During the inspection we spoke with the deputy manager. We reviewed three people’s care records including risk assessments and care plans and reviewed four staff records including recruitment and supervision. We looked at records relating to how the service was managed including staff training, policies and procedures and quality assurance documentation. After the inspection we spoke with two care workers, two people who used the service, one relative and one friend.
16 March 2019
United Care (UK) Ltd is a domiciliary care agency. It provides personal care to older adults living in their own houses and flats. At the time of the inspection eleven people were receiving a service.
This inspection took place on the 28 January 2019. The inspection was announced. At the previous inspection which took place in December 2016 the service was rated as overall Good. However, the service was rated Requires Improvement in Well Led because there were no quality audits being carried out. At this inspection we found improvements had been made. The provider carried out staff observations and had developed a quality audit tool. Records showed issues identified were discussed with staff in supervision.
The service did not have a registered manager. A registered manager is a person who has registered with the Care Quality Commission (CQC) to manage the service. Like registered providers, they are ‘registered persons’. Registered persons have legal responsibility for meeting the requirements in the Health and Social Care Act 2008 and associated Regulations about how the service is run. The provider had recruited to the manager position and this person was in the process of becoming registered.
Staff knew how to report safeguarding concerns and knew about whistleblowing. People had risk assessments carried out to reduce the risks of harm they may face. Recruitment checks were carried out before new staff began working at the service. There were enough staff employed to meet people’s needs and keep them safe. People were protected from the risks associated with the spread of infection. The provider had systems in place to record and learn from accidents and incidents. People were supported with their medicines. However, records did not always contain a list of the medicines prescribed to people.
The provider assessed people’s needs before they began to use the service to ensure the right care could be provided. Staff were supported with training opportunities, regular supervision and annual appraisals. People were supported with their nutrition and to maintain their health. The provider and staff understood the requirements of the Mental Capacity Act (2005) and the need to obtain written and verbal consent before delivering care.
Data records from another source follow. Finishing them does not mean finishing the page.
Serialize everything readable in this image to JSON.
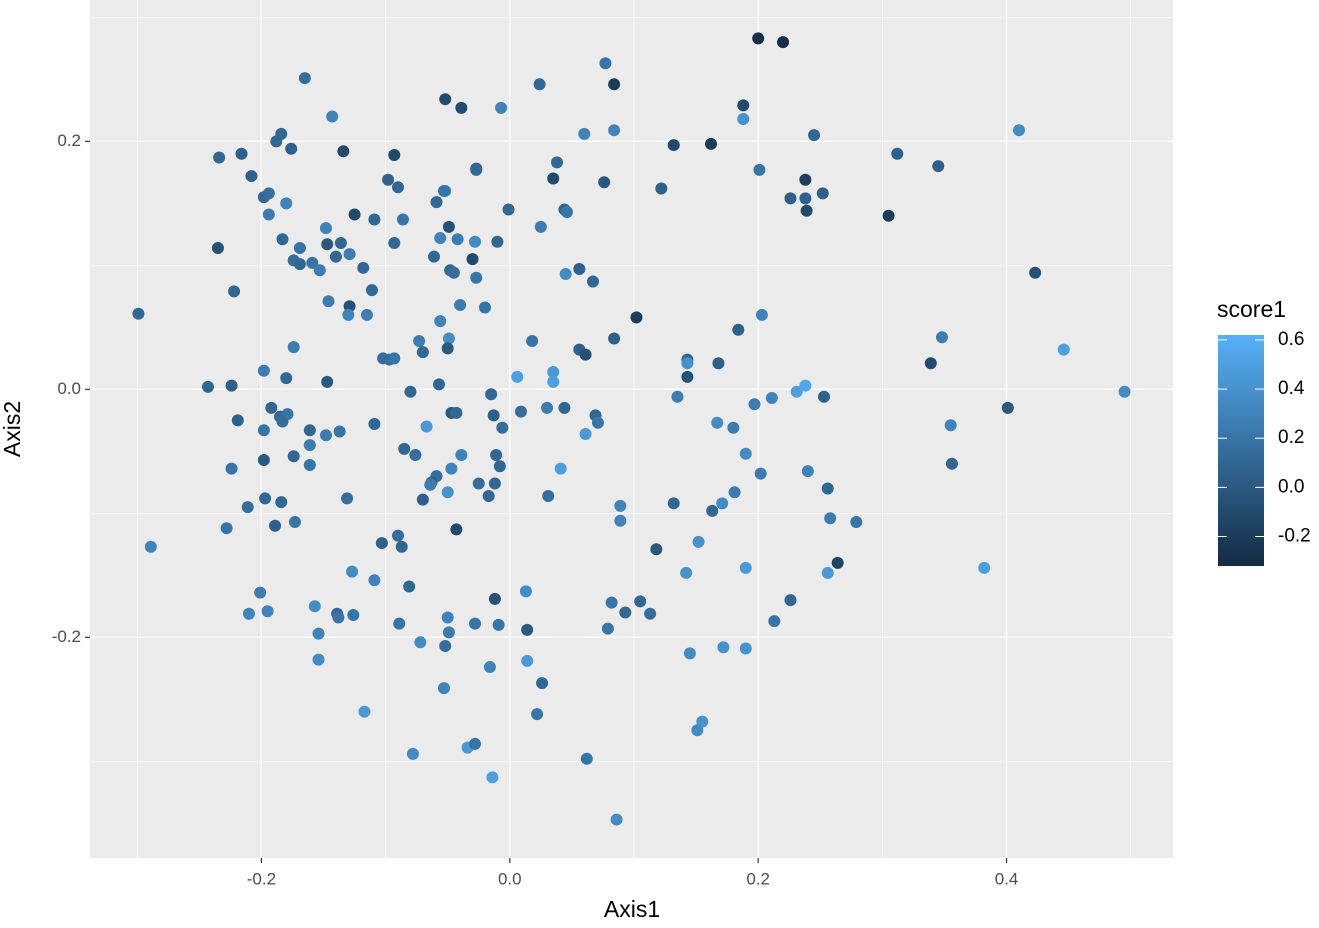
{
  "chart_data": {
    "type": "scatter",
    "x_label": "Axis1",
    "y_label": "Axis2",
    "xlim": [
      -0.338,
      0.534
    ],
    "ylim": [
      -0.378,
      0.314
    ],
    "xticks": [
      -0.2,
      {
        "value": 0,
        "label": "0.0"
      },
      0.2,
      0.4
    ],
    "yticks": [
      -0.2,
      {
        "value": 0,
        "label": "0.0"
      },
      0.2
    ],
    "x_minor_ticks": [
      -0.3,
      -0.1,
      0.1,
      0.3,
      0.5
    ],
    "y_minor_ticks": [
      -0.3,
      -0.1,
      0.1,
      0.3
    ],
    "grid": true,
    "color_scale": {
      "title": "score1",
      "low": "#132B43",
      "high": "#56B1F7",
      "lim": [
        -0.32,
        0.62
      ],
      "ticks": [
        -0.2,
        {
          "value": 0,
          "label": "0.0"
        },
        0.2,
        0.4,
        0.6
      ]
    },
    "x": [
      -0.299,
      -0.289,
      -0.165,
      -0.143,
      -0.234,
      -0.216,
      -0.208,
      -0.184,
      -0.188,
      -0.176,
      -0.134,
      -0.198,
      -0.194,
      -0.18,
      -0.194,
      -0.235,
      -0.183,
      -0.169,
      -0.174,
      -0.169,
      -0.159,
      -0.153,
      -0.148,
      -0.147,
      -0.136,
      -0.129,
      -0.14,
      -0.125,
      -0.109,
      -0.118,
      -0.111,
      -0.129,
      -0.146,
      -0.13,
      -0.115,
      -0.222,
      -0.243,
      -0.224,
      -0.198,
      -0.174,
      -0.18,
      -0.147,
      -0.219,
      -0.198,
      -0.192,
      -0.185,
      -0.179,
      -0.183,
      -0.161,
      -0.137,
      -0.148,
      -0.161,
      -0.174,
      -0.161,
      -0.198,
      -0.224,
      -0.197,
      -0.184,
      -0.211,
      -0.173,
      -0.189,
      -0.228,
      -0.131,
      -0.201,
      -0.21,
      -0.195,
      -0.157,
      -0.154,
      -0.154,
      -0.139,
      -0.138,
      -0.126,
      -0.127,
      -0.109,
      -0.117,
      -0.109,
      -0.102,
      -0.097,
      -0.093,
      -0.098,
      -0.093,
      -0.09,
      -0.086,
      -0.093,
      -0.073,
      -0.07,
      -0.08,
      -0.085,
      -0.076,
      -0.067,
      -0.103,
      -0.09,
      -0.087,
      -0.081,
      -0.089,
      -0.072,
      -0.078,
      -0.052,
      -0.053,
      -0.052,
      -0.039,
      -0.059,
      -0.049,
      -0.056,
      -0.042,
      -0.048,
      -0.045,
      -0.061,
      -0.03,
      -0.028,
      -0.04,
      -0.056,
      -0.049,
      -0.05,
      -0.057,
      -0.047,
      -0.043,
      -0.039,
      -0.047,
      -0.059,
      -0.063,
      -0.064,
      -0.07,
      -0.05,
      -0.043,
      -0.05,
      -0.049,
      -0.052,
      -0.053,
      -0.034,
      -0.028,
      -0.027,
      -0.027,
      -0.007,
      -0.01,
      -0.001,
      -0.02,
      -0.027,
      0.024,
      0.025,
      0.038,
      0.035,
      0.044,
      0.046,
      0.045,
      0.056,
      0.067,
      0.018,
      0.006,
      0.035,
      0.035,
      0.056,
      0.061,
      -0.015,
      -0.013,
      -0.006,
      -0.011,
      -0.008,
      -0.012,
      -0.025,
      -0.017,
      0.009,
      0.03,
      0.044,
      0.069,
      0.071,
      0.061,
      0.041,
      0.031,
      -0.012,
      -0.028,
      -0.009,
      0.013,
      0.014,
      0.014,
      -0.016,
      0.026,
      0.022,
      -0.014,
      0.062,
      0.086,
      0.077,
      0.084,
      0.084,
      0.06,
      0.076,
      0.122,
      0.132,
      0.162,
      0.188,
      0.188,
      0.2,
      0.22,
      0.201,
      0.245,
      0.203,
      0.184,
      0.226,
      0.238,
      0.238,
      0.239,
      0.252,
      0.305,
      0.312,
      0.345,
      0.41,
      0.423,
      0.348,
      0.339,
      0.446,
      0.495,
      0.401,
      0.355,
      0.356,
      0.382,
      0.102,
      0.084,
      0.143,
      0.143,
      0.143,
      0.168,
      0.135,
      0.231,
      0.238,
      0.197,
      0.211,
      0.253,
      0.167,
      0.18,
      0.19,
      0.202,
      0.24,
      0.256,
      0.181,
      0.171,
      0.132,
      0.163,
      0.089,
      0.089,
      0.258,
      0.279,
      0.118,
      0.152,
      0.264,
      0.142,
      0.19,
      0.256,
      0.082,
      0.105,
      0.093,
      0.113,
      0.079,
      0.226,
      0.213,
      0.172,
      0.19,
      0.145,
      0.155,
      0.151
    ],
    "values": [
      0.061,
      -0.127,
      0.251,
      0.22,
      0.187,
      0.19,
      0.172,
      0.206,
      0.2,
      0.194,
      0.192,
      0.155,
      0.158,
      0.15,
      0.141,
      0.114,
      0.121,
      0.114,
      0.104,
      0.101,
      0.102,
      0.096,
      0.13,
      0.117,
      0.118,
      0.109,
      0.107,
      0.141,
      0.137,
      0.098,
      0.08,
      0.067,
      0.071,
      0.06,
      0.06,
      0.079,
      0.002,
      0.003,
      0.015,
      0.034,
      0.009,
      0.006,
      -0.025,
      -0.033,
      -0.015,
      -0.022,
      -0.02,
      -0.026,
      -0.033,
      -0.034,
      -0.037,
      -0.045,
      -0.054,
      -0.061,
      -0.057,
      -0.064,
      -0.088,
      -0.091,
      -0.095,
      -0.107,
      -0.11,
      -0.112,
      -0.088,
      -0.164,
      -0.181,
      -0.179,
      -0.175,
      -0.197,
      -0.218,
      -0.181,
      -0.184,
      -0.182,
      -0.147,
      -0.154,
      -0.26,
      -0.028,
      0.025,
      0.024,
      0.025,
      0.169,
      0.189,
      0.163,
      0.137,
      0.118,
      0.039,
      0.03,
      -0.002,
      -0.048,
      -0.053,
      -0.03,
      -0.124,
      -0.118,
      -0.127,
      -0.159,
      -0.189,
      -0.204,
      -0.294,
      0.16,
      0.16,
      0.234,
      0.227,
      0.151,
      0.131,
      0.122,
      0.121,
      0.096,
      0.094,
      0.107,
      0.105,
      0.119,
      0.068,
      0.055,
      0.041,
      0.033,
      0.004,
      -0.019,
      -0.019,
      -0.053,
      -0.064,
      -0.07,
      -0.075,
      -0.077,
      -0.089,
      -0.083,
      -0.113,
      -0.184,
      -0.196,
      -0.207,
      -0.241,
      -0.289,
      -0.286,
      0.178,
      0.177,
      0.227,
      0.119,
      0.145,
      0.066,
      0.09,
      0.246,
      0.131,
      0.183,
      0.17,
      0.145,
      0.143,
      0.093,
      0.097,
      0.087,
      0.039,
      0.01,
      0.014,
      0.006,
      0.032,
      0.028,
      -0.004,
      -0.021,
      -0.031,
      -0.053,
      -0.062,
      -0.076,
      -0.076,
      -0.086,
      -0.018,
      -0.015,
      -0.015,
      -0.021,
      -0.027,
      -0.036,
      -0.064,
      -0.086,
      -0.169,
      -0.189,
      -0.19,
      -0.163,
      -0.194,
      -0.219,
      -0.224,
      -0.237,
      -0.262,
      -0.313,
      -0.298,
      -0.347,
      0.263,
      0.246,
      0.209,
      0.206,
      0.167,
      0.162,
      0.197,
      0.198,
      0.229,
      0.218,
      0.283,
      0.28,
      0.177,
      0.205,
      0.06,
      0.048,
      0.154,
      0.169,
      0.154,
      0.144,
      0.158,
      0.14,
      0.19,
      0.18,
      0.209,
      0.094,
      0.042,
      0.021,
      0.032,
      -0.002,
      -0.015,
      -0.029,
      -0.06,
      -0.144,
      0.058,
      0.041,
      0.024,
      0.01,
      0.021,
      0.021,
      -0.006,
      -0.002,
      0.003,
      -0.012,
      -0.007,
      -0.006,
      -0.027,
      -0.031,
      -0.052,
      -0.068,
      -0.066,
      -0.08,
      -0.083,
      -0.092,
      -0.092,
      -0.098,
      -0.094,
      -0.106,
      -0.104,
      -0.107,
      -0.129,
      -0.123,
      -0.14,
      -0.148,
      -0.144,
      -0.148,
      -0.172,
      -0.171,
      -0.18,
      -0.181,
      -0.193,
      -0.17,
      -0.187,
      -0.208,
      -0.209,
      -0.213,
      -0.268,
      -0.275
    ],
    "score1": [
      0.1,
      0.3,
      0.15,
      0.3,
      0.1,
      0.05,
      0.05,
      0.1,
      0.1,
      0.05,
      -0.1,
      0.1,
      0.15,
      0.3,
      0.25,
      -0.05,
      0.1,
      0.2,
      0.15,
      0.1,
      0.2,
      0.25,
      0.3,
      0.0,
      0.1,
      0.25,
      0.1,
      -0.1,
      0.1,
      0.1,
      0.1,
      -0.05,
      0.25,
      0.3,
      0.25,
      0.1,
      0.1,
      0.05,
      0.25,
      0.25,
      0.1,
      0.0,
      0.05,
      0.2,
      0.1,
      0.1,
      0.2,
      0.15,
      0.1,
      0.2,
      0.25,
      0.25,
      0.1,
      0.2,
      0.0,
      0.2,
      0.1,
      0.1,
      0.15,
      0.2,
      0.05,
      0.2,
      0.15,
      0.25,
      0.3,
      0.3,
      0.35,
      0.3,
      0.35,
      0.1,
      0.2,
      0.2,
      0.35,
      0.3,
      0.45,
      0.1,
      0.15,
      0.15,
      0.2,
      0.05,
      -0.1,
      0.1,
      0.2,
      0.1,
      0.25,
      0.1,
      0.1,
      0.1,
      0.15,
      0.45,
      0.05,
      0.15,
      0.1,
      0.1,
      0.2,
      0.35,
      0.35,
      0.35,
      0.2,
      -0.1,
      -0.1,
      0.1,
      -0.05,
      0.3,
      0.25,
      0.1,
      0.15,
      0.1,
      -0.1,
      0.35,
      0.25,
      0.3,
      0.35,
      0.0,
      0.1,
      0.0,
      0.1,
      0.3,
      0.3,
      0.15,
      0.1,
      0.25,
      0.05,
      0.4,
      -0.1,
      0.3,
      0.25,
      0.15,
      0.3,
      0.45,
      0.2,
      0.05,
      0.1,
      0.3,
      0.1,
      0.1,
      0.2,
      0.2,
      0.1,
      0.25,
      0.1,
      -0.1,
      0.1,
      0.2,
      0.35,
      0.05,
      0.1,
      0.2,
      0.5,
      0.45,
      0.5,
      0.05,
      -0.05,
      0.1,
      0.05,
      0.15,
      0.1,
      0.1,
      0.1,
      0.15,
      0.1,
      0.15,
      0.25,
      0.1,
      0.1,
      0.2,
      0.45,
      0.5,
      0.15,
      -0.05,
      0.2,
      0.2,
      0.35,
      0.0,
      0.45,
      0.3,
      0.1,
      0.2,
      0.5,
      0.2,
      0.35,
      0.2,
      -0.2,
      0.3,
      0.3,
      0.0,
      0.05,
      -0.1,
      -0.2,
      -0.1,
      0.4,
      -0.3,
      -0.3,
      0.2,
      0.1,
      0.3,
      0.05,
      0.05,
      -0.2,
      0.05,
      -0.1,
      0.05,
      -0.2,
      0.05,
      0.05,
      0.35,
      -0.05,
      0.25,
      -0.1,
      0.5,
      0.35,
      0.0,
      0.3,
      0.1,
      0.5,
      -0.2,
      0.05,
      0.1,
      -0.05,
      0.4,
      0.05,
      0.25,
      0.5,
      0.55,
      0.25,
      0.3,
      0.05,
      0.35,
      0.25,
      0.35,
      0.25,
      0.3,
      0.1,
      0.25,
      0.35,
      0.1,
      0.1,
      0.3,
      0.3,
      0.25,
      0.2,
      0.0,
      0.4,
      -0.15,
      0.4,
      0.45,
      0.45,
      0.2,
      0.1,
      0.1,
      0.15,
      0.2,
      0.1,
      0.2,
      0.4,
      0.4,
      0.35,
      0.4,
      0.35
    ]
  }
}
People and their representatives thought staff were caring. Staff knew how to support people with their care needs. The provider and staff involved people in care decisions. Staff knew about equality and diversity. People’s privacy, dignity and independence were promoted. People were supported to have maximum choice and control of their lives and staff supported them in the least restrictive way possible; the policies and systems in the service supported this practice.
Staff understood how to deliver personalised care. Care plans were detailed and personalised. People’s communication needs were met. The provider had a system to record and handle complaints. The provider ensured they could provide end of life care should this be required.
The provider had a system to obtain feedback from people using the service and their representatives in order to identify areas for improvement. Staff had regular meetings to embed training and be updated on policy changes. The provider worked in partnership with other agencies to identify areas for improvement.
We have made one recommendation in relation to medicines management.